A dying kind of business

There was a sombre atmosphere at Centenary Enterprises the day I visited. As Kabwe town’s best known wholesaler and retailer sells the last stock of washing powder and sugar. There are no long lines of people queuing up, and the shop is eerily empty and quiet. Where all the different products used to be displayed with handwritten price tags, there are only a few last items standing. Lines are visible on the walls from where shelves have stood for decades, now removed to make space for renovations. Centenary Enterprises is closing its doors after operating as a family business since 1962. It was opened by Naik Patel and later taken over by his nephew Ramesh Patel who at the age of 75, sees no other option than to close as there is no third generation with interest in the business. “This” he says, as he taps his chest right over his heart “and age, that’s the only reason for closing”. At Centenary Enterprises people have been able to find anything from salt and rice to soap and yarn.
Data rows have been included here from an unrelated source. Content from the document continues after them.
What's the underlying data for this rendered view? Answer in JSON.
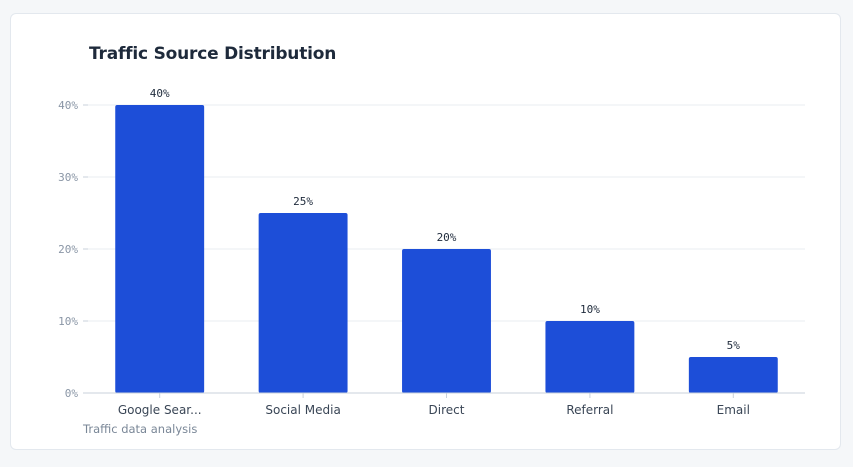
{
  "chart_data": {
    "type": "bar",
    "title": "Traffic Source Distribution",
    "caption": "Traffic data analysis",
    "categories": [
      "Google Sear...",
      "Social Media",
      "Direct",
      "Referral",
      "Email"
    ],
    "values": [
      40,
      25,
      20,
      10,
      5
    ],
    "data_labels": [
      "40%",
      "25%",
      "20%",
      "10%",
      "5%"
    ],
    "y_ticks": [
      0,
      10,
      20,
      30,
      40
    ],
    "y_tick_labels": [
      "0%",
      "10%",
      "20%",
      "30%",
      "40%"
    ],
    "ylim": [
      0,
      40
    ],
    "xlabel": "",
    "ylabel": "",
    "grid": true,
    "legend": "none",
    "colors": {
      "bar": "#1d4ed8",
      "grid": "#e8ecf1",
      "axis": "#c9d1db"
    }
  }
}
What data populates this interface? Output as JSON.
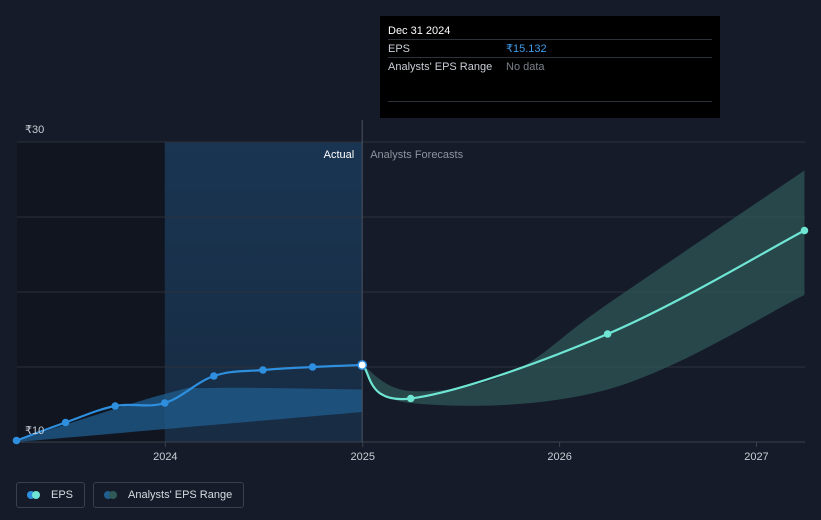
{
  "tooltip": {
    "date": "Dec 31 2024",
    "rows": [
      {
        "label": "EPS",
        "value": "₹15.132"
      },
      {
        "label": "Analysts' EPS Range",
        "value": "No data"
      }
    ]
  },
  "legend": [
    {
      "label": "EPS",
      "icon": "eps-dots-icon"
    },
    {
      "label": "Analysts' EPS Range",
      "icon": "range-dots-icon"
    }
  ],
  "colors": {
    "background": "#151b28",
    "actual_line": "#2e8fde",
    "forecast_line": "#6fe5d3",
    "range_actual": "#1f5e8f",
    "range_forecast": "#2f5a58"
  },
  "chart_data": {
    "type": "line",
    "xlim": [
      "2023-04-01",
      "2027-04-01"
    ],
    "ylim": [
      10,
      30
    ],
    "y_ticks": [
      {
        "value": 10,
        "label": "₹10"
      },
      {
        "value": 30,
        "label": "₹30"
      }
    ],
    "x_ticks": [
      {
        "value": "2024-01-01",
        "label": "2024"
      },
      {
        "value": "2025-01-01",
        "label": "2025"
      },
      {
        "value": "2026-01-01",
        "label": "2026"
      },
      {
        "value": "2027-01-01",
        "label": "2027"
      }
    ],
    "grid": true,
    "divider": "2024-12-31",
    "sections": {
      "actual": "Actual",
      "forecast": "Analysts Forecasts"
    },
    "highlight_x": "2023-12-31",
    "legend_position": "bottom-left",
    "series": [
      {
        "name": "EPS",
        "role": "actual",
        "points": [
          {
            "x": "2023-03-31",
            "y": 10.1
          },
          {
            "x": "2023-06-30",
            "y": 11.3
          },
          {
            "x": "2023-09-30",
            "y": 12.4
          },
          {
            "x": "2023-12-31",
            "y": 12.6
          },
          {
            "x": "2024-03-31",
            "y": 14.4
          },
          {
            "x": "2024-06-30",
            "y": 14.8
          },
          {
            "x": "2024-09-30",
            "y": 15.0
          },
          {
            "x": "2024-12-31",
            "y": 15.132
          }
        ]
      },
      {
        "name": "EPS",
        "role": "forecast",
        "points": [
          {
            "x": "2024-12-31",
            "y": 15.132
          },
          {
            "x": "2025-03-31",
            "y": 12.9
          },
          {
            "x": "2026-03-31",
            "y": 17.2
          },
          {
            "x": "2027-03-31",
            "y": 24.1
          }
        ]
      }
    ],
    "ranges": [
      {
        "name": "Analysts' EPS Range",
        "role": "actual",
        "upper": [
          {
            "x": "2023-03-31",
            "y": 10.1
          },
          {
            "x": "2023-12-31",
            "y": 13.2
          },
          {
            "x": "2024-03-31",
            "y": 13.6
          },
          {
            "x": "2024-12-31",
            "y": 13.5
          }
        ],
        "lower": [
          {
            "x": "2023-03-31",
            "y": 10.0
          },
          {
            "x": "2024-12-31",
            "y": 12.0
          }
        ]
      },
      {
        "name": "Analysts' EPS Range",
        "role": "forecast",
        "upper": [
          {
            "x": "2024-12-31",
            "y": 15.132
          },
          {
            "x": "2025-03-31",
            "y": 13.4
          },
          {
            "x": "2025-09-30",
            "y": 14.6
          },
          {
            "x": "2026-03-31",
            "y": 19.2
          },
          {
            "x": "2027-03-31",
            "y": 28.1
          }
        ],
        "lower": [
          {
            "x": "2024-12-31",
            "y": 15.132
          },
          {
            "x": "2025-03-31",
            "y": 12.6
          },
          {
            "x": "2026-03-31",
            "y": 13.5
          },
          {
            "x": "2027-03-31",
            "y": 19.8
          }
        ]
      }
    ]
  }
}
Customers were served over the counter in the old fashioned way. But Ramesh Patel is quick to dispel any idea that more modern shops were taking customers from them, “business was good, only my health and age” he repeats. I can see that, for Mr. Patel, closing his business is done with a heavy heart, and there is sadness in his smile. As times are changing the old style shops where the owner greets you from behind the counter and serves you with a smile are of a dying kind and the malls and supermarkets are becoming a global standard. Even in Kabwe, Zambia.